Aber das können wir jetzt mal VW in die Schuhe schieben – an der Definition des Lademanagements waren die Ingenieure der Seat-Schwestermarke aus Barcelona sicher allenfalls peripher beteiligt. Und jetzt haben wir auch genug gemeckert. Denn unser blauer Kupferstecher hat trotz dieser Schwächen doch einige Stärken vorzuweisen. Da ist zum einen die hohe Agilität und Wendigkeit des Heckantriebs. Wenn nicht gerade Tempo 30 vorgeschrieben ist, macht es einen großen Spaß, mit dem Cupra durch die Stadt zu wuseln. Auf zweispurigen Straßen wird jede rote Lichtsignal freudig begrüßt – in Vorfreude auf den nächsten Ampelstart. Und trotz miserabler Sicht nach hinten findet der Born dank Rückfahrkamera und „Intelligent Park Assist“ leicht in fast jede Parklücke hinein.
Jede Menge Platz – für vier Personen
Innen ist das Platzangebot gut, zumindest für vier Personen. Den Mittelplatz hinten kann man allerdings nur Kindern in einem eigenen Sitz zumuten. Denn die Fläche ist schlecht gepolstert und Großgewachsene stoßen dort leicht mit dem Kopf an die Decke und die Sensoren für die Innenraumbeleuchtung. Und Lichterspiele gibt es ohnehin schon genug an Bord, die sich zudem an die persönliche Stimmungslage anpassen lässt – wer auch immer so etwas braucht.
Um die gelbe, grüne, blaue oder rote Hintergrundbeleuchtung zu dimmen oder komplett abzuschalten, sollte vorsichtshalber die nächste Ladepause abwarten. Denn die Suche in den Untermenüs des Infotainment-Systems nach den entsprechenden Drucktasten kann sich ziehen.

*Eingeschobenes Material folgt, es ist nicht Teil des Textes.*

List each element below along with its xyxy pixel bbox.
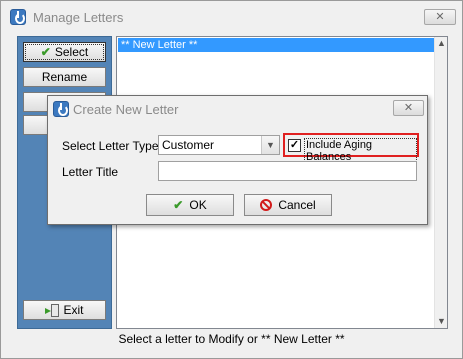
ok-button-label: OK	[189, 198, 207, 212]
letter-title-label: Letter Title	[62, 165, 119, 179]
rename-button-label: Rename	[41, 70, 88, 84]
checkmark-icon: ✔	[173, 198, 184, 212]
letter-type-label: Select Letter Type	[62, 139, 159, 153]
exit-door-icon	[45, 304, 60, 317]
list-item[interactable]: ** New Letter **	[118, 38, 435, 52]
cancel-button[interactable]: Cancel	[244, 194, 332, 216]
dialog-title: Create New Letter	[73, 102, 179, 117]
scroll-up-icon[interactable]: ▲	[435, 37, 448, 50]
scroll-down-icon[interactable]: ▼	[435, 315, 448, 328]
letter-title-input[interactable]	[158, 161, 417, 181]
checkmark-icon: ✔	[40, 45, 51, 59]
dialog-titlebar[interactable]: Create New Letter ✕	[48, 96, 427, 122]
exit-button-label: Exit	[63, 303, 84, 317]
select-button[interactable]: ✔ Select	[23, 42, 106, 62]
manage-letters-window: Manage Letters ✕ ✔Select Rename ✕ Exit *…	[0, 0, 463, 359]
create-new-letter-dialog: Create New Letter ✕ Select Letter Type C…	[47, 95, 428, 225]
cancel-button-label: Cancel	[278, 198, 316, 212]
ok-button[interactable]: ✔ OK	[146, 194, 234, 216]
include-aging-highlight: ✓ Include Aging Balances	[283, 133, 419, 164]
dialog-close-button[interactable]: ✕	[393, 100, 424, 116]
window-titlebar[interactable]: Manage Letters ✕	[1, 1, 462, 31]
letter-type-select[interactable]: Customer ▼	[158, 135, 280, 155]
include-aging-checkbox[interactable]: ✓	[288, 139, 301, 152]
exit-button[interactable]: Exit	[23, 300, 106, 320]
chevron-down-icon[interactable]: ▼	[261, 136, 279, 154]
select-button-label: Select	[54, 45, 89, 59]
window-close-button[interactable]: ✕	[424, 9, 456, 25]
letter-type-value: Customer	[162, 138, 215, 152]
no-entry-icon	[260, 199, 273, 211]
list-scrollbar[interactable]: ▲ ▼	[434, 37, 447, 328]
rename-button[interactable]: Rename	[23, 67, 106, 87]
power-icon	[53, 101, 69, 117]
status-text: Select a letter to Modify or ** New Lett…	[118, 332, 345, 346]
window-title: Manage Letters	[33, 10, 124, 25]
power-icon	[10, 9, 26, 25]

Denn bis auf den Warnblinkschalter haben die Tesla-Fans bei VW sämtliche Funktionstasten weggespart.
Selbst die Tasten zur Betätigung der elektrischen Fensterheber hinten: Wer im Fond lüften möchte, muss wie in allen Modellen auf dem MEB-Baukasten von VW zunächst eine Umschalttaste betätigen. Für die schnelle Lautstärkeregelung gibt es immerhin noch Tasten am Multifunktionslenkrad, für die Regelung der Innentemperatur wie im ID.3 hingegen nur einen „Slider“ in der Konsole unter dem 12 Zoll großen Touchscreen, der obendrein unbeleuchtet ist. „Murks“ nannte das ein Kollege einer Fachzeitschrift. Dem ist nichts hinzuzufügen.

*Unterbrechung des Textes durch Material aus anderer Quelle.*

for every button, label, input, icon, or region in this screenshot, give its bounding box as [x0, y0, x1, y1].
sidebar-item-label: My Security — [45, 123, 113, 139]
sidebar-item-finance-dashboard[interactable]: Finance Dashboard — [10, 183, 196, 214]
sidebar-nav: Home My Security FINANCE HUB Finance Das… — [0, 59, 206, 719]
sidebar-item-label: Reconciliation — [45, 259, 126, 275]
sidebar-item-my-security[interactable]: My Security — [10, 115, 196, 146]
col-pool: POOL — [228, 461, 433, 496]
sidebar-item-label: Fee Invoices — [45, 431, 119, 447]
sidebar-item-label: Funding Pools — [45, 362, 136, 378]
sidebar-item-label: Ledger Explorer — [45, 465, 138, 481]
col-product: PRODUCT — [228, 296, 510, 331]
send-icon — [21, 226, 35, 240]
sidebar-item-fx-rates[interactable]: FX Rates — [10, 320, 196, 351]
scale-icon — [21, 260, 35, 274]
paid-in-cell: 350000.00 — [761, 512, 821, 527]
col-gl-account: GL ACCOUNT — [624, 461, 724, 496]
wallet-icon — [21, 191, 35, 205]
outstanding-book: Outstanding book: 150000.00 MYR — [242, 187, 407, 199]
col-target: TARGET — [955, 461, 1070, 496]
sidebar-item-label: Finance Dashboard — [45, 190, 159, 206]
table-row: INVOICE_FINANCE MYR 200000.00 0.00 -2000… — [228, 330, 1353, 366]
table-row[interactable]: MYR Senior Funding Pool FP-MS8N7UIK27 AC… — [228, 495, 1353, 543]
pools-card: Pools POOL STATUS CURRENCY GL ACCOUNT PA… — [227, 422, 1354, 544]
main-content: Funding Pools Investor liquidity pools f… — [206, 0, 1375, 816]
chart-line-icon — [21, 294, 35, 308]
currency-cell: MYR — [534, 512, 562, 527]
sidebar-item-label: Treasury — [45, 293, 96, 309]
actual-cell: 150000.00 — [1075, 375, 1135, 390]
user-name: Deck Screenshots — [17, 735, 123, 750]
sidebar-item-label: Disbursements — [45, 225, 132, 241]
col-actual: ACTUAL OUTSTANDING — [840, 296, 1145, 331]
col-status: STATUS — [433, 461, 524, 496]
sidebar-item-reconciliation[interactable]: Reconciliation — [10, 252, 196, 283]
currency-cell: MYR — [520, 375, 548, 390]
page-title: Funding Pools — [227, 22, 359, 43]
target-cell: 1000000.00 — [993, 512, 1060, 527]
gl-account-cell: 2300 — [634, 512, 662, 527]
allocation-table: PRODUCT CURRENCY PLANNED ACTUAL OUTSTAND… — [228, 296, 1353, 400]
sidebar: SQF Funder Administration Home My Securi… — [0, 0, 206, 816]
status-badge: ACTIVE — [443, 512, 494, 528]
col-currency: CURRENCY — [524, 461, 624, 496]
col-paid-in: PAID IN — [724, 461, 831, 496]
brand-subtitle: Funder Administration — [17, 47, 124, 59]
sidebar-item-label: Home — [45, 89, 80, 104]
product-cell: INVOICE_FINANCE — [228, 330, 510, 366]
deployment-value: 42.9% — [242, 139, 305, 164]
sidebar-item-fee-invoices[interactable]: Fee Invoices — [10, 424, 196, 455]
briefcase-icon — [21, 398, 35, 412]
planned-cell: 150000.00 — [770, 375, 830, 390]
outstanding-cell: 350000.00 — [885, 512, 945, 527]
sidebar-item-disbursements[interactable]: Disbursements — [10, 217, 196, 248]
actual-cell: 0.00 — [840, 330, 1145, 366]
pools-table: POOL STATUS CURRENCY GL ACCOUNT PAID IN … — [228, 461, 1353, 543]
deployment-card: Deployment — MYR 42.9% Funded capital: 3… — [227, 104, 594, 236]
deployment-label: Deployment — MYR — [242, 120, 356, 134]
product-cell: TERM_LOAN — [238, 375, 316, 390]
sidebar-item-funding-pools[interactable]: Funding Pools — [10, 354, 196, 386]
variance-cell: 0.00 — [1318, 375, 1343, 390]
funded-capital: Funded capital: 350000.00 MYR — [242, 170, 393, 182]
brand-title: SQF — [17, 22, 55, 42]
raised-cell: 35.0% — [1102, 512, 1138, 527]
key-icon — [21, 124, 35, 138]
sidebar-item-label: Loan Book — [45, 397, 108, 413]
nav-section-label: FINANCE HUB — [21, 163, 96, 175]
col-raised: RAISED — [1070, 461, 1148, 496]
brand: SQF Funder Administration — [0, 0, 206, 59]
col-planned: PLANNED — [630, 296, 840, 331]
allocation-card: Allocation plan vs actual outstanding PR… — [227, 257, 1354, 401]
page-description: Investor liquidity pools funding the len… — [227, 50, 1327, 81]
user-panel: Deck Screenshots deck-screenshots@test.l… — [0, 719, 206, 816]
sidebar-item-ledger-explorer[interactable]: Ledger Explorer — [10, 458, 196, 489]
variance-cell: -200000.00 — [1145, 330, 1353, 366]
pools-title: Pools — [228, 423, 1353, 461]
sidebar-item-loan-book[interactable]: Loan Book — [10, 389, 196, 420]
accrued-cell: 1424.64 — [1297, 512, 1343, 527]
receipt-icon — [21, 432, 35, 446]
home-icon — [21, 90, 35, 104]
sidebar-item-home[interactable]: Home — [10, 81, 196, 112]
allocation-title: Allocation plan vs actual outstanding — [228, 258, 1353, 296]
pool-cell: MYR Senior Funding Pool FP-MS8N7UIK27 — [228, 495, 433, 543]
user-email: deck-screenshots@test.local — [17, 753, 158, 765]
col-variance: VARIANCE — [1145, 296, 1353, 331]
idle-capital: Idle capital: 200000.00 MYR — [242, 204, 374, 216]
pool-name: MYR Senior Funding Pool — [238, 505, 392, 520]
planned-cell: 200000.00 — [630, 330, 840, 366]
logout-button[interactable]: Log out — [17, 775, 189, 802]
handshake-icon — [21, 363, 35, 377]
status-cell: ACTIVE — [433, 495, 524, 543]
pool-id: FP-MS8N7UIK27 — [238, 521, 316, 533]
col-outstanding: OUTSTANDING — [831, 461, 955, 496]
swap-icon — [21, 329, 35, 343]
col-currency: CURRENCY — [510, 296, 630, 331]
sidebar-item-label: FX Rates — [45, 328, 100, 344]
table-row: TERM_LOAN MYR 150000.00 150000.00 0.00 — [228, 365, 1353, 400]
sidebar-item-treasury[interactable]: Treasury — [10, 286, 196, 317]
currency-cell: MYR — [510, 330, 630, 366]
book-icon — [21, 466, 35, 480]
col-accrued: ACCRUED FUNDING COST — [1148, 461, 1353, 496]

Sportlich auch im Comfort-Modus
Aber wir wollten ja nicht so viel meckern. Denn hat man sich mit den Merkwürdigkeiten des bei VW erdachten Bedienkonzepts erst einmal gewöhnt, lässt sich der Cupra Born auch außerhalb der Stadt mit viel Spaß bewegen. Das Fahrwerk ist auch im Comfort-Modus aufgrund einer dezenten Tieferlegung und der großen Räder sportlich-straff, die Lenkung direkt und dank Heckmotor gänzlich frei von Antriebseinflüssen. Da kommt Freude auf. Auch weil die Entwickler auf künstliche Fahrgeräusche, die den Sound der alten Zeit oder von Raumschiffen nachzuahmen versuchen, dankenswerterweise verzichtet haben. Derlei aufgesetzte Emotionalität hat das Auto nicht nötig: Es aktiviert auch so schon alle Sinne.
Unser Fazit: Wer den Cupra Born nur als Zweitwagen und überwiegend im Regionalverkehr bewegen möchte, dem wird die Version mit dem 58 kWh-Akku genügen, vielleicht sogar schon das Basismodell mit dem 45 kWh großen Stromspeicher. Alle anderen sollten die stärkere Version abwarten – und beizeiten ordern: Das Werk in Zwickau arbeitet bereits nahe an der Kapazitätsgrenze.